The Americans seized Utah, at the elbow of the Cherbourg Peninsula, with only small loss. “You know, it sounds kind of dumb, but it was just like an exercise,” said a private soldier wonderingly. “We waded ashore like kids in a crocodile and up the beach. A couple of shells came over but nowhere near us. I think I even felt somehow disappointed, a little let down.” Farther east at Omaha Beach, however, Americans suffered the heaviest casualties of the day—more than 800 killed. The German defending unit, while not elite, was composed of better troops than those manning most of the Channel front, and sustained vigorous fire against the invaders. “No one was moving forward,” wrote the AP correspondent Don Whitehead. “Wounded men, drenched by cold water, lay in the gravel … ‘Oh God, lemme aboard the boat,’ whimpered a youth in semi-delirium. Near him a shivering boy dug with bare fingers into the sand. Shells were bursting on all sides of us, some so close that they threw black water and dirt over us in showers.”

A private soldier wrote: “There were men crying with fear, men defecating themselves. I lay there with some others, too petrified to move. No one was doing anything except lay there. It was like a mass paralysis. I couldn’t see an officer. At one point something hit me on the arm. I thought I’d taken a bullet. It was somebody’s hand, taken clean off by something. It was too much.” For half the morning, the Omaha Beach assault hung on the edge of failure; only after several hours of apparent stalemate on the sands did small groups of determined men, Rangers notable among them, work their way up the bluffs above the sea, gradually overwhelming the defenders.

When news of the invasion was broadcast, across the Allied nations churches filled with unaccustomed worshippers, joining prayers for the men of the armies. On U.S. radio channels commercial breaks were cancelled, as millions of anxious listeners hung on bulletins and live reports from the beachhead. Industrial strikes were abandoned and civilian blood donations soared. In Europe, millions of oppressed and threatened people experienced a thrill of emotion. As a Dresden Jew, Victor Klemperer had more cause than most to rejoice, but he had been rendered cautious by past disappointments. He compared his wife’s reaction with his own: “Eva was very excited, her knees were trembling. I myself remained quite cold, I am no longer or not yet able to hope … I can hardly imagine living to see the end of this torture, of these years of slavery.”

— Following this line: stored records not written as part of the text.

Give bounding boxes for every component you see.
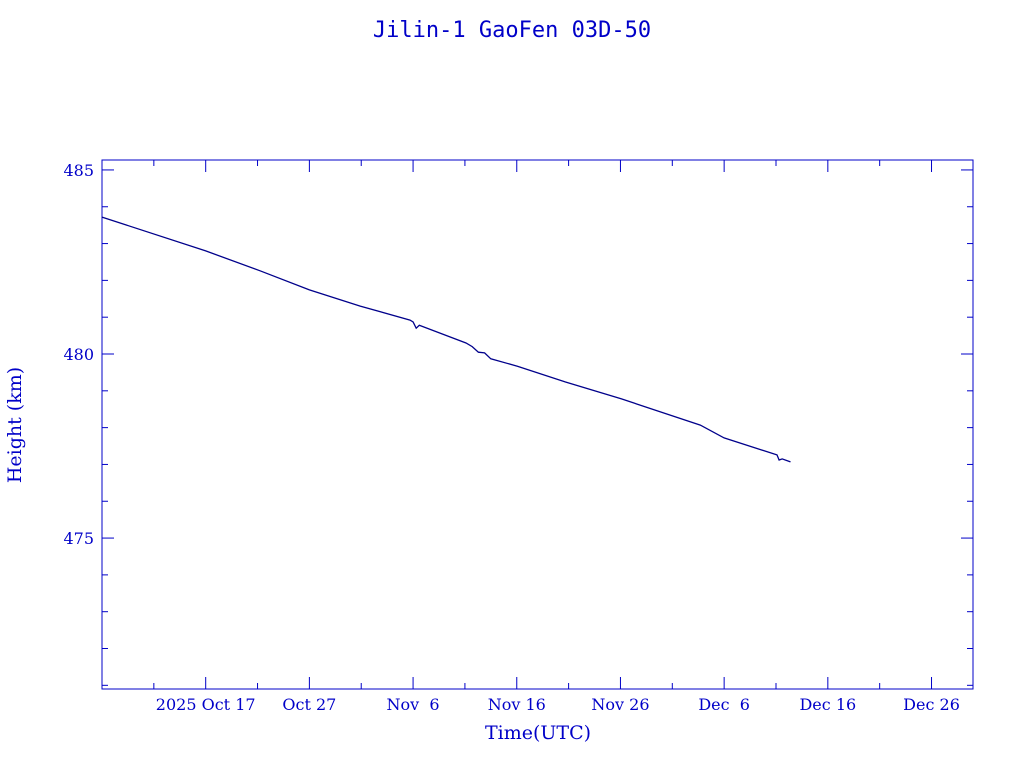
- y-tick-label: 475: [63, 529, 94, 548]
- x-tick-label: Dec 16: [799, 695, 856, 714]
- x-tick-label: Nov 6: [387, 695, 440, 714]
- x-tick-label: Nov 26: [591, 695, 649, 714]
- chart-title: Jilin-1 GaoFen 03D-50: [373, 18, 651, 43]
- y-axis-label: Height (km): [4, 367, 26, 483]
- plot-frame: [101, 159, 974, 690]
- x-tick-label: Dec 26: [903, 695, 960, 714]
- height-series-line: [101, 216, 791, 463]
- x-tick-label: 2025 Oct 17: [156, 695, 256, 714]
- y-tick-label: 480: [63, 345, 94, 364]
- x-axis-label: Time(UTC): [485, 722, 591, 744]
- x-tick-label: Nov 16: [488, 695, 546, 714]
- x-tick-label: Dec 6: [698, 695, 750, 714]
- x-tick-label: Oct 27: [282, 695, 336, 714]
- y-tick-label: 485: [63, 161, 94, 180]
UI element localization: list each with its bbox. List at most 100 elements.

As for Hitler’s soldiers in France, “On the morning of 6 June, we saw the full might of the English and Americans,” one man wrote in a letter to his wife which was later found on his corpse. “At sea close inshore the fleet was drawn up, limitless ships small and great assembled as if for a parade, a grandiose spectacle. No one who did not see it could have believed it. The whistling of the shells and shattering explosions around us created the worst kind of music. Our unit has suffered terribly—you and the children will be glad I survived. Only a tiny, tiny handful of our company remains.” The Luftwaffe paratrooper lieutenant Martin Poppel, for so long an ardent Nazi and confident of victory, wrote on 6 June: “It turns out that this really is the Allies’ big day—which unfortunately means that it’s ours too.” Geyr von Schweppenburg, commanding Panzergroup West, was convinced that Rommel, who directed the deployments behind Hitler’s Atlantic Wall, was wrong to stake everything on a “forward defence.” Von Schweppenburg had urged that the armoured divisions should be held back and massed for a counterattack. Nonetheless, like most thoughtful German officers, he believed the outcome inevitable whatever deployments the defenders had made: “No landing or lodgement attempted by the Allies could ever have been defeated by us without an air force, and this we utterly lacked.”